Part 18 in a series of reflections on Pope Francis’ papal exhortation Evangelii Gaudium
Here the core of Pope Francis’ pastoral heart is most evident. “187. Each individual Christian and every community is called to be an instrument of God for the liberation and promotion of the poor, and for enabling them to be fully a part of society. This demands that we be docile and attentive to the cry of the poor and to come to their aid. A mere glance at the Scriptures is enough to make us see how our gracious Father wants to hear the cry of the poor: ‘I have observed the misery of my people who are in Egypt; I have heard their cry on account of their taskmasters. Indeed, I know their sufferings, and I have come down to deliver them… so I will send you…’ (Ex 3:7-8, 10).”
His challenge is very direct and will raise the ire of some people: “190… Sadly, even human rights can be used as a justification for an inordinate defense of individual rights or the rights of the richer peoples. With due respect for the autonomy and culture of every nation, we must never forget that the planet belongs to all mankind and is meant for all mankind; the mere fact that some people are born in places with fewer resources or less development does not justify the fact that they are living with less dignity. It must be reiterated that ‘the more fortunate should renounce some of their rights so as to place their goods more generously at the service of others’.”
“195. When Saint Paul approached the apostles in Jerusalem to discern whether he was ‘running or had run in vain’ (Gal 2:2), the key criterion of authenticity which they presented was that he should not forget the poor (cf. Gal 2:10). This important principle, namely that the Pauline communities should not succumb to the self-centered lifestyle of the pagans, remains timely today, when a new self-centered paganism is growing. We may not always be able to reflect adequately the beauty of the Gospel, but there is one sign which we should never lack: the option for those who are least, those whom society discards.”
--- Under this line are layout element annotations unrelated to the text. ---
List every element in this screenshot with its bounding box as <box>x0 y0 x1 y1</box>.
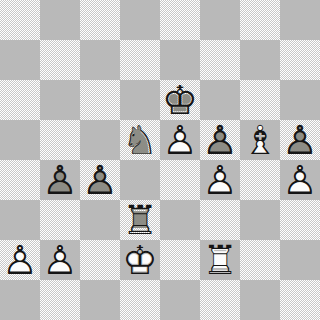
square-a7[interactable] <box>0 40 40 80</box>
piece-black-pawn[interactable]: ♟♙ <box>280 120 320 160</box>
square-b2[interactable]: ♟♙ <box>40 240 80 280</box>
square-g7[interactable] <box>240 40 280 80</box>
square-h5[interactable]: ♟♙ <box>280 120 320 160</box>
square-d4[interactable] <box>120 160 160 200</box>
square-d7[interactable] <box>120 40 160 80</box>
square-f5[interactable]: ♟♙ <box>200 120 240 160</box>
square-c1[interactable] <box>80 280 120 320</box>
square-e3[interactable] <box>160 200 200 240</box>
square-h8[interactable] <box>280 0 320 40</box>
white-rook-outline-glyph: ♖ <box>200 240 240 280</box>
square-a3[interactable] <box>0 200 40 240</box>
square-b5[interactable] <box>40 120 80 160</box>
square-g1[interactable] <box>240 280 280 320</box>
square-h4[interactable]: ♟♙ <box>280 160 320 200</box>
square-a5[interactable] <box>0 120 40 160</box>
square-f3[interactable] <box>200 200 240 240</box>
black-knight-outline-glyph: ♘ <box>120 120 160 160</box>
square-g4[interactable] <box>240 160 280 200</box>
square-a8[interactable] <box>0 0 40 40</box>
square-d5[interactable]: ♞♘ <box>120 120 160 160</box>
square-g6[interactable] <box>240 80 280 120</box>
square-e5[interactable]: ♟♙ <box>160 120 200 160</box>
white-pawn-outline-glyph: ♙ <box>280 160 320 200</box>
piece-black-pawn[interactable]: ♟♙ <box>40 160 80 200</box>
square-e6[interactable]: ♚♔ <box>160 80 200 120</box>
square-b3[interactable] <box>40 200 80 240</box>
white-bishop-outline-glyph: ♗ <box>240 120 280 160</box>
square-c8[interactable] <box>80 0 120 40</box>
square-d8[interactable] <box>120 0 160 40</box>
square-d3[interactable]: ♜♖ <box>120 200 160 240</box>
square-a1[interactable] <box>0 280 40 320</box>
square-e7[interactable] <box>160 40 200 80</box>
square-h6[interactable] <box>280 80 320 120</box>
piece-white-pawn[interactable]: ♟♙ <box>160 120 200 160</box>
square-f8[interactable] <box>200 0 240 40</box>
square-b8[interactable] <box>40 0 80 40</box>
square-c5[interactable] <box>80 120 120 160</box>
piece-white-pawn[interactable]: ♟♙ <box>280 160 320 200</box>
black-king-outline-glyph: ♔ <box>160 80 200 120</box>
square-h7[interactable] <box>280 40 320 80</box>
piece-black-rook[interactable]: ♜♖ <box>120 200 160 240</box>
piece-black-pawn[interactable]: ♟♙ <box>80 160 120 200</box>
square-f7[interactable] <box>200 40 240 80</box>
chess-board: ♚♔♞♘♟♙♟♙♝♗♟♙♟♙♟♙♟♙♟♙♜♖♟♙♟♙♚♔♜♖ <box>0 0 320 320</box>
square-c6[interactable] <box>80 80 120 120</box>
square-f6[interactable] <box>200 80 240 120</box>
square-e4[interactable] <box>160 160 200 200</box>
square-h2[interactable] <box>280 240 320 280</box>
piece-white-bishop[interactable]: ♝♗ <box>240 120 280 160</box>
square-a6[interactable] <box>0 80 40 120</box>
black-pawn-outline-glyph: ♙ <box>280 120 320 160</box>
piece-white-pawn[interactable]: ♟♙ <box>200 160 240 200</box>
square-d1[interactable] <box>120 280 160 320</box>
square-a2[interactable]: ♟♙ <box>0 240 40 280</box>
square-f2[interactable]: ♜♖ <box>200 240 240 280</box>
piece-black-pawn[interactable]: ♟♙ <box>200 120 240 160</box>
square-e2[interactable] <box>160 240 200 280</box>
square-e1[interactable] <box>160 280 200 320</box>
piece-white-king[interactable]: ♚♔ <box>120 240 160 280</box>
black-rook-outline-glyph: ♖ <box>120 200 160 240</box>
square-c4[interactable]: ♟♙ <box>80 160 120 200</box>
square-d6[interactable] <box>120 80 160 120</box>
square-a4[interactable] <box>0 160 40 200</box>
black-pawn-outline-glyph: ♙ <box>40 160 80 200</box>
white-pawn-outline-glyph: ♙ <box>200 160 240 200</box>
white-pawn-outline-glyph: ♙ <box>0 240 40 280</box>
square-g3[interactable] <box>240 200 280 240</box>
piece-white-rook[interactable]: ♜♖ <box>200 240 240 280</box>
square-f1[interactable] <box>200 280 240 320</box>
square-b6[interactable] <box>40 80 80 120</box>
white-king-outline-glyph: ♔ <box>120 240 160 280</box>
chessboard-window: ♚♔♞♘♟♙♟♙♝♗♟♙♟♙♟♙♟♙♟♙♜♖♟♙♟♙♚♔♜♖ <box>0 0 320 320</box>
square-h3[interactable] <box>280 200 320 240</box>
square-g8[interactable] <box>240 0 280 40</box>
square-b4[interactable]: ♟♙ <box>40 160 80 200</box>
square-c7[interactable] <box>80 40 120 80</box>
square-b1[interactable] <box>40 280 80 320</box>
piece-black-king[interactable]: ♚♔ <box>160 80 200 120</box>
square-c3[interactable] <box>80 200 120 240</box>
square-e8[interactable] <box>160 0 200 40</box>
piece-black-knight[interactable]: ♞♘ <box>120 120 160 160</box>
square-b7[interactable] <box>40 40 80 80</box>
square-c2[interactable] <box>80 240 120 280</box>
square-h1[interactable] <box>280 280 320 320</box>
square-f4[interactable]: ♟♙ <box>200 160 240 200</box>
black-pawn-outline-glyph: ♙ <box>200 120 240 160</box>
square-g2[interactable] <box>240 240 280 280</box>
white-pawn-outline-glyph: ♙ <box>160 120 200 160</box>
white-pawn-outline-glyph: ♙ <box>40 240 80 280</box>
piece-white-pawn[interactable]: ♟♙ <box>0 240 40 280</box>
piece-white-pawn[interactable]: ♟♙ <box>40 240 80 280</box>
square-g5[interactable]: ♝♗ <box>240 120 280 160</box>
black-pawn-outline-glyph: ♙ <box>80 160 120 200</box>
square-d2[interactable]: ♚♔ <box>120 240 160 280</box>
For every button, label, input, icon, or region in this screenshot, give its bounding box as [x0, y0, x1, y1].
He points to Jesus as a prime example of poverty: “197… The Saviour was born in a manger, in the midst of animals, like children of poor families; he was presented at the Temple along with two turtledoves, the offering made by those who could not afford a lamb (cf. Lk 2:24; Lev 5:7); he was raised in a home of ordinary workers and worked with his own hands to earn his bread. When he began to preach the Kingdom, crowds of the dispossessed followed him, illustrating his words: ‘The Spirit of the Lord is upon me, because he has anointed me to preach good news to the poor’ (Lk 4:18). He assured those burdened by sorrow and crushed by poverty that God has a special place for them in his heart: ‘Blessed are you poor, yours is the kingdom of God’ (Lk 6:20); he made himself one of them: ‘I was hungry and you gave me food to eat’, and he taught them that mercy towards all of these is the key to heaven (cf. Mt 25:5ff.).”
It is important that people of faith take to heart these words of Pope Francis even if they think that “a new self-centered paganism” does not apply to them. It is also a challenge of evangelization to approach people to whom this may apply with respect rather than condemnation and invite them to search their conscience for the responsibility they bear for the lost, the last, and the least. This will require humility on the part of believers and openness on the part of non-believers. It is difficult to move from a sense of entitlement to a commitment to compassion.